The Pacific environment fuelled unity and federation. When England proved disinclined to go to war over French, German, and Japanese influences in the region, Australians united. While West Australia was bellicose about its uniqueness and independence and Queenslanders concentrated on arguing with each other about whether it was to be one state or two, when a Japanese fleet set sail, they all rushed to embrace the Australian flag.
The arrangement with England that Deakin negotiated was for Australians to raise funds, through taxes, to pay a subvention for Royal Navy operations in Australian waters. Whether this arrangement was unique, I cannot say, but New Zealand must also have had an interest in such protection. I also wondered about the Canadian west.
Deakin’s career went on but his health failed, mainly his mental health, and he wisely chose to quit politics though there were no generous pension provisions at the time. His memory and mind were no longer as sharp as once, yet he still cut an imposing figure. When World War I came he was conspicuously silent largely because of his mental frailties, but since he looked fit, Faux News of the day criticised hm for a lack manly bloodthirstiness.
As his role decreased his wife Patty’s grew. She began to take part in ceremonial activities and then became a champion in war work, raising money, interceding for returned, wounded, and maimed soldiers, and Deakin’s role become one of supporting her. She and Deakin’s sister had been at odds throughout their lives. There had many tensions and eruptions, but in these latter years Patty came into her own.
Although the book opens with an intriguing parallel between Deakin and the infamous outlaw Ned Kelly, it has nothing to say about the Eureka Stockade of 1854 and any influence that might have had on Deakin. That silence is noteworthy given how strident the Museum of Australian Democracy at Eureka is that Australian democracy was founded in that event. Deakin seems to have missed this point. Elsewhere on the blog I have commented on this museum.

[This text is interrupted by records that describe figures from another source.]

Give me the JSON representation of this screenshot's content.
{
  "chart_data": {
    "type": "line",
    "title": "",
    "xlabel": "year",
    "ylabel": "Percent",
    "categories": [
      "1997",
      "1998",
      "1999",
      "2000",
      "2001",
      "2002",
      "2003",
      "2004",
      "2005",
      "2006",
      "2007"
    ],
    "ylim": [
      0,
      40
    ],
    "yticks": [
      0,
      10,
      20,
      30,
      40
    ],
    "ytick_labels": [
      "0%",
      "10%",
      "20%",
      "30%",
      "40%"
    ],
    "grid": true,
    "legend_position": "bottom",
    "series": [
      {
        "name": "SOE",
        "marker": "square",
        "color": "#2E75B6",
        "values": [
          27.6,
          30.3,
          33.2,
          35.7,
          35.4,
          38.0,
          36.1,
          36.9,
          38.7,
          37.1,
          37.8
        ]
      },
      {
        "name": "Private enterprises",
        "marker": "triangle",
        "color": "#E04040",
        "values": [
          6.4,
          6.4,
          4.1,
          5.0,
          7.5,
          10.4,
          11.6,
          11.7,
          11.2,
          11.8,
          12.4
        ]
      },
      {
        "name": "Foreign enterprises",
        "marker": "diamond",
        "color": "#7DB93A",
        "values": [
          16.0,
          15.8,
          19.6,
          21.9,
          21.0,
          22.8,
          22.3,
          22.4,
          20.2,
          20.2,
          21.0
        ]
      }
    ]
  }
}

The book is impressive for its extensive research, considered insights into the man and the times, its careful judgements, and the ease with which the story unfolds. The author resists the temptation that afflicts so many writers to inject herself, her attitudes, her sensitivities, her opinions into the story from another world. Deakin is taken on his own terms and on the terms that prevailed in his time and place, and presented fully in a way that allows readers to draw their own conclusions. Once such an approach was the norm, not it is the exception.
Deakin always kept a diary, he sent and received letters by the score and kept just about every piece of paper it seems. This trove gives the biographer rich pickings which are judiciously employed, though after a time this reader grew weary of another meeting, another diary entry, another pondering of the imponderable.
Judith Brett
The cool distance taken by the author from the subject is in contrast say to the book I read about the women of the Eureka Stockade in which the author lectures the reader about what to think and why step-by-step. Whoever devised that term ‘public intellectual’ should be, per ‘Clockwork Orange,’ strapped down and made to watch and listen to batteries of such self-styled PIs babbling. Regrettably I have had to hear far too much from far too many of these clowns, while dreaming of such punishment. The hallmark of a Public Intellectual is a combination of opinion and volume, i.e., shouting nostrums unencumbered by facts, reason, or logic.